With direct reporting line to our Group Chief Product and Innovation Officer


What tasks does the role involve?

  • The Global Head of Data is responsible for ensuring that the organisation manages, curates and uses data effectively to make business decisions and increase business success. The Global Head of Data understands our direction and strategy, but always focuses on how to underpin this with data. The main tasks are to set-up a global data organisation, based on data governance and data product/service structures and to define and implement our global data strategy. This includes the definition, categorisation, planning, procurement, organisation, integration, storage and deletion of data across operative and analytical systems. The Global Head of Data actively develops a global data culture and leads a global team with direct reporting lines and a matrix team as a dotted line. These teams are responsible for developing and implementing the data strategy. They are part of the global product organisation with direct reporting line to the Group Chief Product & Innovation Officer. The Global Head of Data ensures that the data strategy meets organizational objectives and requirements to stay competitive.



Build

  • Development of data governance and data product/service structures and thus responsibility for data governance leadership and operationalisation as well as for data product/service design, quality and lifecycle management
  • Definition of a global data strategy and setting up the associated organisational structures
  • Development of a global vision and mission as well as a general, regionally coordinated data strategy
  • Designing the organisational structure of the Global Data Organisation (including internal resource allocation and external hirings)
  • Structure the global data organisation in a hybrid set-up considering local and regional market situations and specific requirements
  • Define a data taxonomy that fits the orgnisations needs for the future and is a basis for the design and procurement of appropriate technology solutions in conjunction with the Global Technology Function
  • Coordinate and collaborate with leadership across the organisation in order to identify data business needs through close collaboration with Group functions (including Finance, People & Culture etc.) and regional markets.


Run

  • Responsible for driving end-to-end global data strategy
  • Promoting a data-driven culture by advocating data-based decisions within the organisation.
  • Steering the organisation via a global structure of direct reports and via matrix structures in the regions
  • Responsible for ensuring data quality by monitoring and improving the quality of existing data
  • Optimising the collection, storage and management of data
  • Responsible for the content design and usage of a data platform (supported by the Global Technology Function)
  • Responsible for data analytics, business intelligence machine learning and data science — the process of drawing valuable insights from dataSupport the development of data-driven business models and new products
  • Manage the global data integration roadmap to support business processes and use cases (including continuous process improvements)
  • Inspire and manage global data communities (data owners, data administrators, super users etc.)
  • The organisation is an industrial processor of personal data, So close alignment work with the Group Data Protection Officer is needed to ensure the appropriate usage of esp. personal data.

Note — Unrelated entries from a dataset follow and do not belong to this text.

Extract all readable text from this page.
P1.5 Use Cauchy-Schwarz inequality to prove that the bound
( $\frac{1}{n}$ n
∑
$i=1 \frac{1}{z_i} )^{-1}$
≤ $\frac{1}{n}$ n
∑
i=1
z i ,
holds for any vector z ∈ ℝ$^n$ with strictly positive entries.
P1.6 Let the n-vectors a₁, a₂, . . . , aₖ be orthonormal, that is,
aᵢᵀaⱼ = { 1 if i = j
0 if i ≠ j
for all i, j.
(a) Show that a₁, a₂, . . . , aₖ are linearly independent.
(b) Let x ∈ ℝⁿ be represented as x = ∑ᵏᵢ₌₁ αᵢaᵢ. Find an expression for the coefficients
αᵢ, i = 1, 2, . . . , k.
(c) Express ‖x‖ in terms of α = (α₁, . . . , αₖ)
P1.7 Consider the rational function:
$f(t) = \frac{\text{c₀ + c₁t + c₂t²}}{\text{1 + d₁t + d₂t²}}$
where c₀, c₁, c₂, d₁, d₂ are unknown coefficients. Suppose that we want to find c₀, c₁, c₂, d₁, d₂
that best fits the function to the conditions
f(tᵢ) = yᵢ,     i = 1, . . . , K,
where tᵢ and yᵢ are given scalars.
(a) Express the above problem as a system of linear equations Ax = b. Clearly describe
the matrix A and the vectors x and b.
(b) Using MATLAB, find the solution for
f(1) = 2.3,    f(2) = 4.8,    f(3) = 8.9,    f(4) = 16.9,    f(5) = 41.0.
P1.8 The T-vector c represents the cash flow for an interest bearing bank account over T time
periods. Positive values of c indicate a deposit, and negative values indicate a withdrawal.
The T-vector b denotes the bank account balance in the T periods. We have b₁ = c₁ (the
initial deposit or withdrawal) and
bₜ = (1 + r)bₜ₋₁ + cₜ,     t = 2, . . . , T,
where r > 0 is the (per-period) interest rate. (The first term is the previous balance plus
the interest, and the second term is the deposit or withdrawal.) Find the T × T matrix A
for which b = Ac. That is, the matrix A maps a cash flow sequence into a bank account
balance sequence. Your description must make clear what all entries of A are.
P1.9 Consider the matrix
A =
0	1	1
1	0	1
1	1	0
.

What are the entry requirements?


You have experience in leading within a matrix, in-depth knowledge of stakeholder management (from technical expert to C-Level) and comprehensive and proven expertise of data organisations, our staffing industry, recruiting products and data structures. Your unique blend of business acumen, technical understanding, and leadership skills will drive the company to the next level. You have a proven track record in a Senior Management Role and therefore also manage stakeholders at this level through competence and reputation. You have already gained experience in setting up new organisations paired with comprehensive experience in Data Management.



What skills should you bring with you?


  • Data expertiseYou have comprehensive theoretical and practical knowledge of data management, data products and data organisations including the definition and implementation of roles and processes
  • Broad knowledge and practical (implementation) experience in the areas of reporting & analytics, data platforms, data science/machine learning, data governance, data strategy and organisation
  • A deep understanding of data organisations, data management and development of new data products
  • You are familiar with the differences and similarities of the various regional data structures and products
  • You have expertise in the strategic management of data product portfolios, and in developing and implementing new data products that contribute to value creation
  • Strong understanding of performance metrics in terms of content (project KPIs, analytics, , data, etc.) and expertise in the development of management systems for defining and monitoring targets
  • Analytical skills for data analysis, data interpretation and reporting
  • You are up-to-date with the latest developments in the data & analytics environment

You have an understanding/appreciation of relevant data protection regulations (GDPR in particular).


  • Leadership & culture managementCreating an equitable, diverse and inclusive culture
  • Leading a performance-driven culture
  • Leading from the front in all aspects of business development
  • Form a powerful team capable of driving data management, quality and innovation
  • Communicate effectively with management, internal stakeholders, employees, partners, clients and candidates
  • Excellent communication skills to balance different interests and mediate effectively as interface between global and local units and between business and technology
  • A deep understanding of different cultures and the ability to work effectively with globally distributed teams
  • Effective conflict resolution skills to balance different interests
  • Willingness to take risks and test new approaches
  • Business fluent in English as the organisations internal language


  • Strategic Planning and Portfolio ManagementAbility to understand the overall strategy of the organisation and integrate it into the data strategy
  • Define and align the vision, strategy, and roadmap for the entire data organisation
  • Establish the company as an industry market leader of innovative data product offerings
  • Ability to make strategic decisions that are effective both globally and locally
  • Strong change management skills
  • A strong track record in building and leading matrix teams
  • Experience in building new organisations, products, and services including embedding them in the global organisation


Please note that I am on annual leave returning on Tuesday 7th January so may be a slight delay in coming back to your application.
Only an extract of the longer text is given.